At one time most every wholesale/breeder and many retail shops you walked into had Danner Mag Supremes running at least part of their shop. Many used them exclusively. I have numerous Mags kicking around that are well over 10 years of age and the modern parts are all 100% interchangeable. They are serious work horses. Their 3600 was discontinued which is a shame because 3600gph in a package that small was amazing. Issue was that the ~$100 impeller magnet was so strong that it was difficult to install it with out it being ripped out of your hands invariably chipping the ceramic shaft on impact resulting in lots of pi$$ed people.... myself included. I had two of them and I miss them. They were beasts.

I have never used one dry mounted though. It is not an uncommon configuration and there are plenty of pix/posts online showing just that but I've never stood next to a system doing it so I was wondering if anyone had.

I may just leave the Blueline in there. I'm not sure I agree it is the "best" but obviously I like them enough that I own and use them.

It is a quality pump and it is already installed and working. It is smaller than the Little Giant but filtration flow rate is only a tiny part of the filtration equation and I can easily mod the system to accommodate it properly.


----------



## wtac (Mar 17, 2006)

That's it Flav...been awhile since I've had to deal with Champion as BL are quite a robust pump. Quite awhile ago, the only mod that I've seen to quiet the noise from the rear cooling fan of the motor casing was to completely remove the fan and mount a heat sink and low speed cooling fan in it's place.


----------



## advanced reef aquatics (Apr 20, 2009)

Never seen that mod Wilson. , ive never had a big issue with heat or noise as most are in dedicated sump rooms, but good to know. nowdays the only time i use panworlds are for basement to main floor setup. for under tank there are too many good pumps on the market.


----------



## 50seven (Feb 14, 2010)

I'm using a Poseidon PS3. It's the only external pump I've ever used, but I love it. It's whisper quiet and has lots of power to pump from my basement-plumbed sump. I'd recommend it to anybody.

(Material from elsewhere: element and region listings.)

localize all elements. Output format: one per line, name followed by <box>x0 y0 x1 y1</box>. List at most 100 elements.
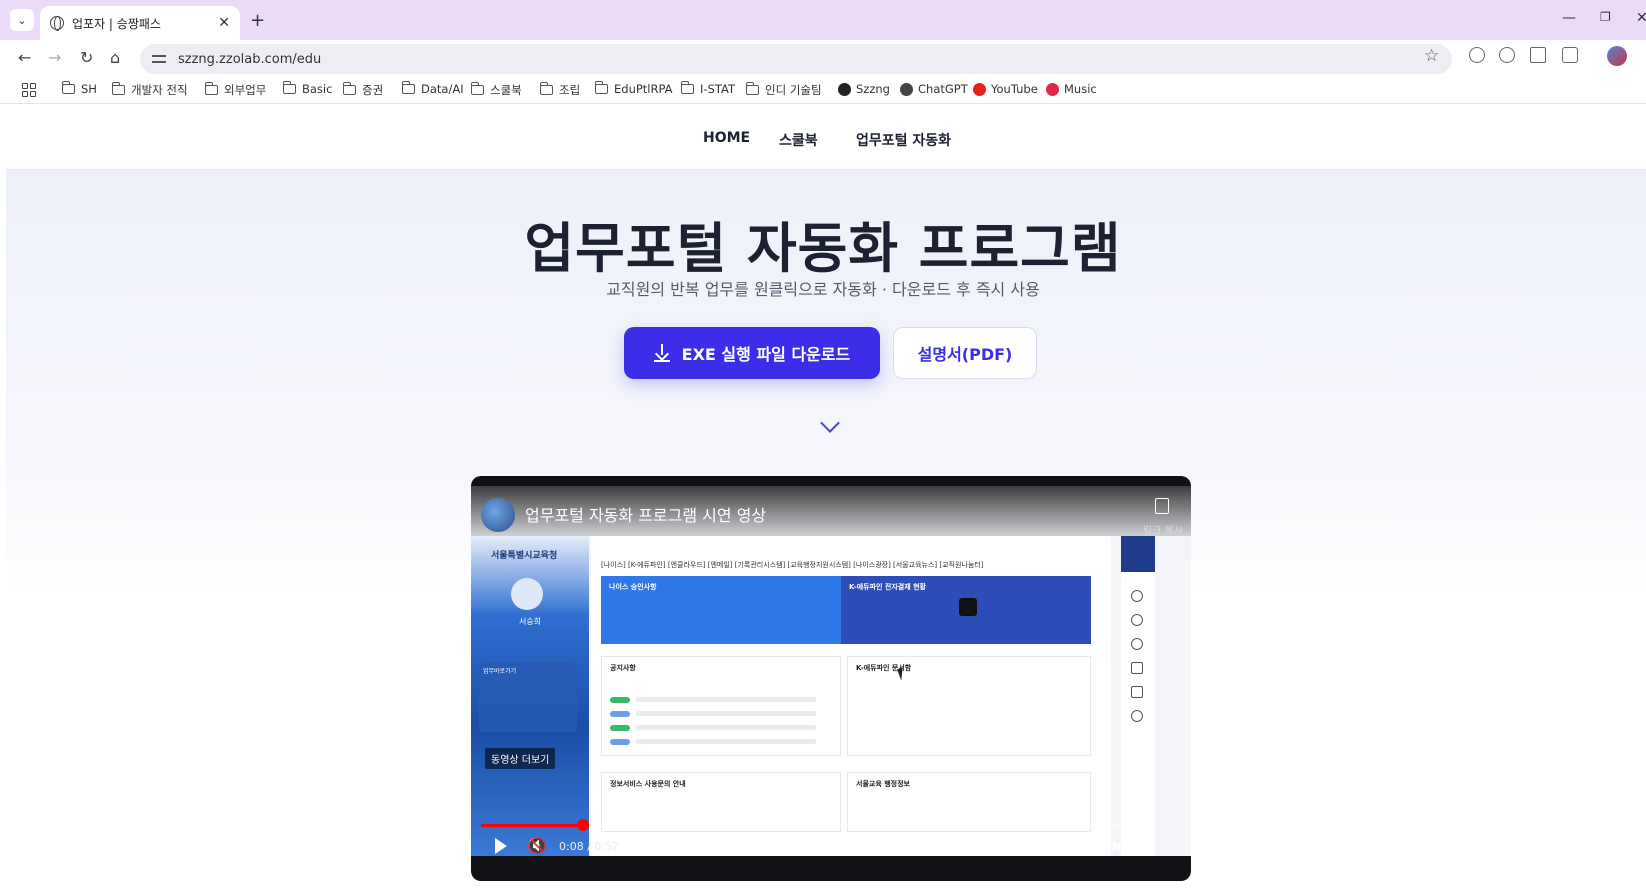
bookmark-label: ChatGPT <box>918 82 968 96</box>
site-info-icon[interactable] <box>152 52 168 66</box>
bell-icon <box>1131 590 1143 602</box>
subtitles-icon[interactable]: ▭ <box>967 836 981 854</box>
extensions-puzzle-icon[interactable] <box>1562 47 1578 63</box>
bookmark-label: YouTube <box>991 82 1038 96</box>
bookmark-item[interactable]: 조립 <box>539 82 581 98</box>
extension-icon[interactable] <box>1499 47 1515 63</box>
tab-close-icon[interactable]: ✕ <box>218 15 230 31</box>
settings-gear-icon[interactable]: ⚙ <box>999 836 1012 854</box>
bookmark-label: SH <box>81 82 97 96</box>
music-icon <box>1046 82 1059 96</box>
video-progress-bar[interactable] <box>481 819 1145 831</box>
muted-volume-icon[interactable]: 🔇 <box>527 836 547 855</box>
youtube-logo[interactable]: YouTube <box>1059 837 1127 855</box>
bookmark-item[interactable]: ChatGPT <box>900 82 968 96</box>
video-info-title: 정보서비스 사용문의 안내 <box>610 780 686 788</box>
more-videos-button[interactable]: 동영상 더보기 <box>485 748 556 769</box>
tab-search-button[interactable]: ⌄ <box>10 9 34 31</box>
video-admin-title: 서울교육 행정정보 <box>856 780 910 788</box>
folder-icon <box>204 82 218 95</box>
video-notice-title: 공지사항 <box>610 664 636 672</box>
folder-icon <box>61 81 75 94</box>
download-exe-button[interactable]: EXE 실행 파일 다운로드 <box>624 327 880 379</box>
minimize-icon[interactable]: — <box>1562 10 1576 26</box>
manual-pdf-button[interactable]: 설명서(PDF) <box>893 327 1037 379</box>
bookmark-label: 스쿨북 <box>490 83 522 97</box>
bookmark-item[interactable]: 증권 <box>342 82 383 98</box>
video-info-card: 정보서비스 사용문의 안내 <box>601 772 841 832</box>
bookmark-label: EduPtlRPA <box>614 82 673 96</box>
bookmark-item[interactable]: Szzng <box>838 82 890 96</box>
nav-automation[interactable]: 업무포털 자동화 <box>856 130 951 150</box>
tab-strip: ⌄ 업포자 | 승짱패스 ✕ + — ❐ ✕ <box>0 0 1646 40</box>
browser-toolbar: ← → ↻ ⌂ szzng.zzolab.com/edu <box>0 40 1646 76</box>
folder-icon <box>470 82 484 95</box>
video-title[interactable]: 업무포털 자동화 프로그램 시연 영상 <box>525 502 766 526</box>
bookmark-item[interactable]: 개발자 전직 <box>111 82 188 98</box>
bookmark-label: Music <box>1064 82 1097 96</box>
bookmark-item[interactable]: Music <box>1046 82 1097 96</box>
cast-icon[interactable]: ⧉ <box>1129 836 1140 854</box>
video-player[interactable]: 서울특별시교육청 서승희 업무바로가기 [나이스] [K-에듀파인] [엔클라우… <box>471 476 1191 881</box>
window-close-icon[interactable]: ✕ <box>1636 10 1646 26</box>
extension-icon[interactable] <box>1530 47 1546 63</box>
download-icon <box>653 344 670 362</box>
video-badge <box>610 711 630 717</box>
new-tab-button[interactable]: + <box>250 10 265 31</box>
folder-icon <box>111 82 125 95</box>
folder-icon <box>282 81 296 94</box>
video-portal-menu: [나이스] [K-에듀파인] [엔클라우드] [엔메일] [기록관리시스템] [… <box>601 561 984 569</box>
reload-icon[interactable]: ↻ <box>80 48 93 67</box>
page-title: 업무포털 자동화 프로그램 <box>524 217 1122 280</box>
page-subtitle: 교직원의 반복 업무를 원클릭으로 자동화 · 다운로드 후 즉시 사용 <box>606 280 1040 299</box>
bookmark-label: Data/AI <box>421 82 464 96</box>
video-row <box>636 711 816 716</box>
video-controls: 🔇 0:08 / 0:52 ▭ ⚙ YouTube ⧉ ⛶ <box>471 828 1191 868</box>
bookmark-label: 조립 <box>559 83 581 97</box>
video-progress-fill <box>481 824 584 827</box>
channel-avatar[interactable] <box>481 498 515 532</box>
video-admin-card: 서울교육 행정정보 <box>847 772 1091 832</box>
video-docs-card: K-에듀파인 문서함 <box>847 656 1091 756</box>
nav-home[interactable]: HOME <box>703 130 750 146</box>
video-logout-icon <box>1121 536 1155 572</box>
profile-avatar[interactable] <box>1607 46 1627 66</box>
home-icon[interactable]: ⌂ <box>110 48 120 67</box>
nav-schoolbook[interactable]: 스쿨북 <box>779 130 818 150</box>
back-icon[interactable]: ← <box>18 48 31 67</box>
video-panel-neis: 나이스 승인사항 <box>601 576 841 644</box>
restore-icon[interactable]: ❐ <box>1600 10 1611 24</box>
bookmark-item[interactable]: I-STAT <box>680 81 735 96</box>
folder-icon <box>745 82 759 95</box>
fullscreen-icon[interactable]: ⛶ <box>1163 836 1174 854</box>
apps-grid-icon[interactable] <box>22 83 36 97</box>
address-bar[interactable]: szzng.zzolab.com/edu <box>140 44 1452 74</box>
forward-icon[interactable]: → <box>48 48 61 67</box>
bookmark-item[interactable]: EduPtlRPA <box>594 81 673 96</box>
url-text: szzng.zzolab.com/edu <box>178 51 322 67</box>
bookmark-label: Szzng <box>856 82 890 96</box>
site-navigation: HOME 스쿨북 업무포털 자동화 <box>6 104 1646 170</box>
bookmark-label: 인디 기술팀 <box>765 83 822 97</box>
copy-link-icon[interactable] <box>1155 498 1169 514</box>
bookmark-label: I-STAT <box>700 82 735 96</box>
bookmark-item[interactable]: 스쿨북 <box>470 82 522 98</box>
download-exe-label: EXE 실행 파일 다운로드 <box>681 345 851 364</box>
active-tab[interactable]: 업포자 | 승짱패스 ✕ <box>40 6 240 40</box>
video-portal-right-rail <box>1121 536 1155 856</box>
folder-icon <box>539 82 553 95</box>
bookmark-item[interactable]: SH <box>61 81 97 96</box>
youtube-icon <box>973 82 986 96</box>
play-icon[interactable] <box>495 838 507 854</box>
bookmark-item[interactable]: Data/AI <box>401 81 464 96</box>
manual-pdf-label: 설명서(PDF) <box>917 345 1013 364</box>
video-badge <box>610 697 630 703</box>
video-time: 0:08 / 0:52 <box>559 840 620 853</box>
extension-icon[interactable] <box>1469 47 1485 63</box>
bookmark-star-icon[interactable]: ☆ <box>1424 46 1439 66</box>
bookmark-item[interactable]: 외부업무 <box>204 82 266 98</box>
video-badge <box>610 725 630 731</box>
bookmark-item[interactable]: Basic <box>282 81 332 96</box>
bookmark-item[interactable]: 인디 기술팀 <box>745 82 822 98</box>
bookmark-item[interactable]: YouTube <box>973 82 1038 96</box>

Only drawbacks are that is adds 1-2 degrees temperature to the system (not a problem for me with the sump in the cool basement) , and that they have been discontinued since the company got sold or something like that. Not sure what the product name that replaced it is called.


----------



## badmedicine (Oct 27, 2012)

CORAL LIFE Turbo sea Pump (Big AL's) worked well while it lasted. The impeller went (normal wear and tear). Now I can't find a replacement impeller for it. The company's suggestion was to buy a new one !!! 
I liked it for the 4-5 years it worked- now another expensive door stop. With this mentality, do you thnk I want to buy any other hard goods from Big Al's ??? (That would be NO! )


----------



## advanced reef aquatics (Apr 20, 2009)

The red colour Turbo from coralife is a rebranded Panworld/Blueline, 
Just match up the pump and you will have no issue with impeller.


----------



## wtac (Mar 17, 2006)

+1

Here's the mod...had to dig awhile in the comp to find it...LOL


----------



## advanced reef aquatics (Apr 20, 2009)

Thats awesome Wilson, is it one of yours?


----------



## wildexpressions (May 3, 2010)

I ended up removing the Blueline and installing a Little Giant. The Blueline is a grreat pump or I wouldn't have one as a spare shop pump but this particular model is not up to the job. The Little Giant 4-MDQX-SC handles the load pretty effortlessly based on the flow and noise level. It is a very impressive little pump.


----------



## wildexpressions (May 3, 2010)

badmedicine said:


> CORAL LIFE Turbo sea Pump (Big AL's) worked well while it lasted. The impeller went (normal wear and tear). Now I can't find a replacement impeller for it. The company's suggestion was to buy a new one !!!
> I liked it for the 4-5 years it worked- now another expensive door stop. With this mentality, do you thnk I want to buy any other hard goods from Big Al's ??? (That would be NO! )


That is one of the nice things about companies like Little Giant or Danner. I replaced a 7 year old Little Giant pump with an identical new one. Danner hasn't changed the Mag series in many years either. The good stuff doesn't need to be changed so parts are avail for many years.


----------